Katie Lunning, of the 33rd Airlift Wing, was awarded the Distinguished Flying Cross on Jan. 7 at the 133rd Maintenance Group North hangar in Saint Paul, Minnesota.
The second nurse ever presented the award, she earned the DFC for her exemplary service during a six-month tour based in Qatar that began in the summer of 2021, according to a Department of Veterans Affairs release.

Lunning is an intensive care unit nurse manager at Central Iowa VA and a Minnesota Air National Guard air transport nurse.
She was a member of a critical care air transport team, a three-person unit meant to pick up the most critically injured or ill and fly them to the higher echelon of care.
Lunning helped evacuate and care for patients coming out of Kabul during the final days of the American evacuation from Afghanistan when an engineering student, turned Islamic State militant, strapped 20 pounds of explosives to himself and killed more than 160 civilians and 13 American service members at the entrance to the international airport.
“We were pulling them out as they are getting injured,” she said. “August 26th, when the suicide bomber exploded at Abbey Gate, we were the first team in. It was the largest medical evacuation out of that coalition hospital ever and very dangerous on the ground. We had to leave the airplane to go get our patients as well.”
Lunning and other members of her team worked around the clock to evacuate more than 20 patients out of the chaos as Afghanistan fell to the Taliban.

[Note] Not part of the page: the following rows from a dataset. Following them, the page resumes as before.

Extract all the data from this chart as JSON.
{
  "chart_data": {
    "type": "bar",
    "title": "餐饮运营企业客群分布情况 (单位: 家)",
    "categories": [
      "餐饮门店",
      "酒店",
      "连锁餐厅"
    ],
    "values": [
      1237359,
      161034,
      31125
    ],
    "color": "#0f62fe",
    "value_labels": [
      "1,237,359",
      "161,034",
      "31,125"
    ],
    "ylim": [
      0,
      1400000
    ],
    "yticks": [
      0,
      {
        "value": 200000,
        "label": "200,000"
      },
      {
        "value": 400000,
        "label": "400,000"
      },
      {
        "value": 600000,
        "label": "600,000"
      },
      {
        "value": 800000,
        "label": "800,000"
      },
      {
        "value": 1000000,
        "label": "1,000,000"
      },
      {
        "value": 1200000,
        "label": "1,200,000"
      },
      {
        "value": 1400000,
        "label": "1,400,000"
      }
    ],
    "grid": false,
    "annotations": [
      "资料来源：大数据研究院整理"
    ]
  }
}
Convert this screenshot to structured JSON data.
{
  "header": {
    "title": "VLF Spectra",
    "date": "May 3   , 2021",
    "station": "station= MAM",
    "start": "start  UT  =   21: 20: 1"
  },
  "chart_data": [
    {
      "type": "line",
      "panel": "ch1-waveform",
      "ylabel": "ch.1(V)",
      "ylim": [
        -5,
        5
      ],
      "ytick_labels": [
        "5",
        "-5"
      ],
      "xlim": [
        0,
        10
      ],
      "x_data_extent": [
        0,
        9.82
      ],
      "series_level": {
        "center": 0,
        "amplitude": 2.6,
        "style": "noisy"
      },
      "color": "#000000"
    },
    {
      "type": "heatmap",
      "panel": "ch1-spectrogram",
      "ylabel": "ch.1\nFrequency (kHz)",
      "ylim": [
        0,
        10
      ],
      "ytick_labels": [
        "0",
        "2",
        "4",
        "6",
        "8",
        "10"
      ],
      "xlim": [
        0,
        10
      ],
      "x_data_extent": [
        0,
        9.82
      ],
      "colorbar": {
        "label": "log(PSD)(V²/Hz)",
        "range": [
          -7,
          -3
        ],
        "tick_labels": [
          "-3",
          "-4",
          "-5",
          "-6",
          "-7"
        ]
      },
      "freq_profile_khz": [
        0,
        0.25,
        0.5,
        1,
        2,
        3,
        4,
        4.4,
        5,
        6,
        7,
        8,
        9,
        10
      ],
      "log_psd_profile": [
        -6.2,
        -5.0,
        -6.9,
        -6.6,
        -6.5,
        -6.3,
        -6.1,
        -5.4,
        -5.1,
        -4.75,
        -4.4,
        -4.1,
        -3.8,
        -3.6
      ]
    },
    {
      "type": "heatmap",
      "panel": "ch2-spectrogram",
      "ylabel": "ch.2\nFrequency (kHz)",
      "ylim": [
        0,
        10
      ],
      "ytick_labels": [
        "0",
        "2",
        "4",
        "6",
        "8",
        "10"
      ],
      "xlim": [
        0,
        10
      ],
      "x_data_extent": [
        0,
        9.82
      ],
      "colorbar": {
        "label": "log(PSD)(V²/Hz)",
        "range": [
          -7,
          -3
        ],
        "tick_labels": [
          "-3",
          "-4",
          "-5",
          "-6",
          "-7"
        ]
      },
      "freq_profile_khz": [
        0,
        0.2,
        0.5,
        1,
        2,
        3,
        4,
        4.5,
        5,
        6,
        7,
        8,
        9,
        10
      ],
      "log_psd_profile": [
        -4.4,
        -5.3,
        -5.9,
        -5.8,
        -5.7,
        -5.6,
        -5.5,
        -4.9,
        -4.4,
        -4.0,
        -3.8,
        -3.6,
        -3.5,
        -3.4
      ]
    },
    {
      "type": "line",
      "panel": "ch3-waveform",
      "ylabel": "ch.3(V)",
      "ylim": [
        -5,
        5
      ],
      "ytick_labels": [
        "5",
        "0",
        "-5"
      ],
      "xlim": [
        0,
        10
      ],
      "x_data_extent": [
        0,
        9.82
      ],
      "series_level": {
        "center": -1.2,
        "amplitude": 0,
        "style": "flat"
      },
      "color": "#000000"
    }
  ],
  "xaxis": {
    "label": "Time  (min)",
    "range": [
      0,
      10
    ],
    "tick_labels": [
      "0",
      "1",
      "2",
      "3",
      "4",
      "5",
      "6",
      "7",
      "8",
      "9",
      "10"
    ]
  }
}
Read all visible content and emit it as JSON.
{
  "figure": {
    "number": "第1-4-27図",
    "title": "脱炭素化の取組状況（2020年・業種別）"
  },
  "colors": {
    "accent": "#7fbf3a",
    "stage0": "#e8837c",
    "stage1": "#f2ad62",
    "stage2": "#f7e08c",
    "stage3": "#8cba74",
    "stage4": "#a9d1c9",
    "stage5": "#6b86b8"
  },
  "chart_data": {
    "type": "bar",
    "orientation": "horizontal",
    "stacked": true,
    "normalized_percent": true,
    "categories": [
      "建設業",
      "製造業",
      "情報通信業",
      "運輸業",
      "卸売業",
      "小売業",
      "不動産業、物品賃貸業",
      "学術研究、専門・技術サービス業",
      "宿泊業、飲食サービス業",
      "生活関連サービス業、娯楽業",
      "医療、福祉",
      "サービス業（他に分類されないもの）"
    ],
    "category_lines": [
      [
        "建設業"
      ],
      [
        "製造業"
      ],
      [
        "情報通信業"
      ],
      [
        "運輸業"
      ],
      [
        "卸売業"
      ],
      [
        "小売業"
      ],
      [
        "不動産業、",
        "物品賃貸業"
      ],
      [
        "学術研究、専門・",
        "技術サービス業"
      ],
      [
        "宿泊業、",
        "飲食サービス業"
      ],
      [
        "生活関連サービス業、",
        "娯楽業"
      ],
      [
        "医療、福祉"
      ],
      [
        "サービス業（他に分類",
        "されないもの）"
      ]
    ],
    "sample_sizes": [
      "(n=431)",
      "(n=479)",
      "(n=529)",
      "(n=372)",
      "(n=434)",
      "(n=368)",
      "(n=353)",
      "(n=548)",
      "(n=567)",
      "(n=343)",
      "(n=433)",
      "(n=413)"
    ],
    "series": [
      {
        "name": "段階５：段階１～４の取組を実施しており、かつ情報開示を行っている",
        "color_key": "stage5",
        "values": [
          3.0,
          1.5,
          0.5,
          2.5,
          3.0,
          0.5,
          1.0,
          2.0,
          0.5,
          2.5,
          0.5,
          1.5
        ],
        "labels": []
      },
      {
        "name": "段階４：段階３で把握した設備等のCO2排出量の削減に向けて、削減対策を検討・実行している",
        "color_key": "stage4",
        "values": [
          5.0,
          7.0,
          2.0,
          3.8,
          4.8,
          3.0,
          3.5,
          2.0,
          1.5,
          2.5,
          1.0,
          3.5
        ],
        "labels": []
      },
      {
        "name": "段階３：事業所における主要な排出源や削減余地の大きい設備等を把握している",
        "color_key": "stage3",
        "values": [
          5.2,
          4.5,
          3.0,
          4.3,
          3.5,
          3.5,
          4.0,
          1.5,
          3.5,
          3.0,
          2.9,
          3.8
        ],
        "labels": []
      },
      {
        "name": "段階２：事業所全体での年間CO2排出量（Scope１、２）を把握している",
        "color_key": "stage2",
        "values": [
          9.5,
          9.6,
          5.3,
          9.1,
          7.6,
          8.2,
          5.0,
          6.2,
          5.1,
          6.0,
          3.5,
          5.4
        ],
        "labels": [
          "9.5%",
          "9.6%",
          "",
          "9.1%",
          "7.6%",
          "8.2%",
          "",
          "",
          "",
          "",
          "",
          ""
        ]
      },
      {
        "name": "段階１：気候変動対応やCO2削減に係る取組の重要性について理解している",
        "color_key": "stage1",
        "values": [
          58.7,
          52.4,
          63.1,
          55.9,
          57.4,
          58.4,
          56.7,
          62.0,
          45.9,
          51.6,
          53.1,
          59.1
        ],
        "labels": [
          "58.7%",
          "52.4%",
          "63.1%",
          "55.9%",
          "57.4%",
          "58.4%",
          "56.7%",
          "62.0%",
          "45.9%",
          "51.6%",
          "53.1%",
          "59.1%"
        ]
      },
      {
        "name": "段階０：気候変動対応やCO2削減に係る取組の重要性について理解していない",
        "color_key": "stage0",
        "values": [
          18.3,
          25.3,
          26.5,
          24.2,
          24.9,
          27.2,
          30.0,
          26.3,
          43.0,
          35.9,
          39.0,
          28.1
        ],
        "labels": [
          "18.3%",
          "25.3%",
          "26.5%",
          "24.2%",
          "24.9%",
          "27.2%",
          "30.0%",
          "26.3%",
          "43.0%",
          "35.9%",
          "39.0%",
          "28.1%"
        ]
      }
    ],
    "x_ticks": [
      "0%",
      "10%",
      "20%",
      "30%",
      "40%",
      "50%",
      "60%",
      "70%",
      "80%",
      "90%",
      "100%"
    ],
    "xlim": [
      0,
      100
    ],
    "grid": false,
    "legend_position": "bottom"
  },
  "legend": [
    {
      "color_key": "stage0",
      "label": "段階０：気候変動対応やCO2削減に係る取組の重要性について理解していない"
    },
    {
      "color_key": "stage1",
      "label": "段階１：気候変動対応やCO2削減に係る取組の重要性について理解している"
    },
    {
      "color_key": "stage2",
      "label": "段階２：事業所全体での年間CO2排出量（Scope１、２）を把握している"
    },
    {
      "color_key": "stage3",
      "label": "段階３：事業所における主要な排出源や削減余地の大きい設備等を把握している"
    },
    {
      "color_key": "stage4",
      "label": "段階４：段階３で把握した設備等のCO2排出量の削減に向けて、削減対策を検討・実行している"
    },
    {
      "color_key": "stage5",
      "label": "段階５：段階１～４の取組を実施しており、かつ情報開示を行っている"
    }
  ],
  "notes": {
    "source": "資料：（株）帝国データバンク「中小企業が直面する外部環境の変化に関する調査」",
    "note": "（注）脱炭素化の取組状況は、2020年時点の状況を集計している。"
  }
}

“In that moment, I was really just focusing on the job,” she said. “We came up with a mantra. We would say, ‘We can’t control what’s happening on the ground and what we can control is our jobs.’ We focused very much on getting people home. We all have kids right around the same age that we wanted to get home to.
“We just focused on getting everybody home to their people because everybody’s going to have a why, right? We talked about that and how it was our role to get them back to their reason for being there.”
Lunning has a nine-year-old daughter with her husband, Joshua Lunning, the command sergeant major of the Recruiting and Retention Battalion at the Iowa Army National Guard.
Lunning joined the Minnesota Army National Guard as a combat medic right out of high school and then switched to the Minnesota Air National Guard to pursue nursing, receiving a direct commission as an officer.
She began working at Minnesota VA as a student nurse in 2009 while she attended Bethel University in Saint Paul for her Bachelor of Science in Nursing. After graduating in 2012, she worked as a registered nurse in the intensive care unit where she stayed until moving to Iowa.
Lunning is now an ICU nurse manager at the Central Iowa VA in Des Moines.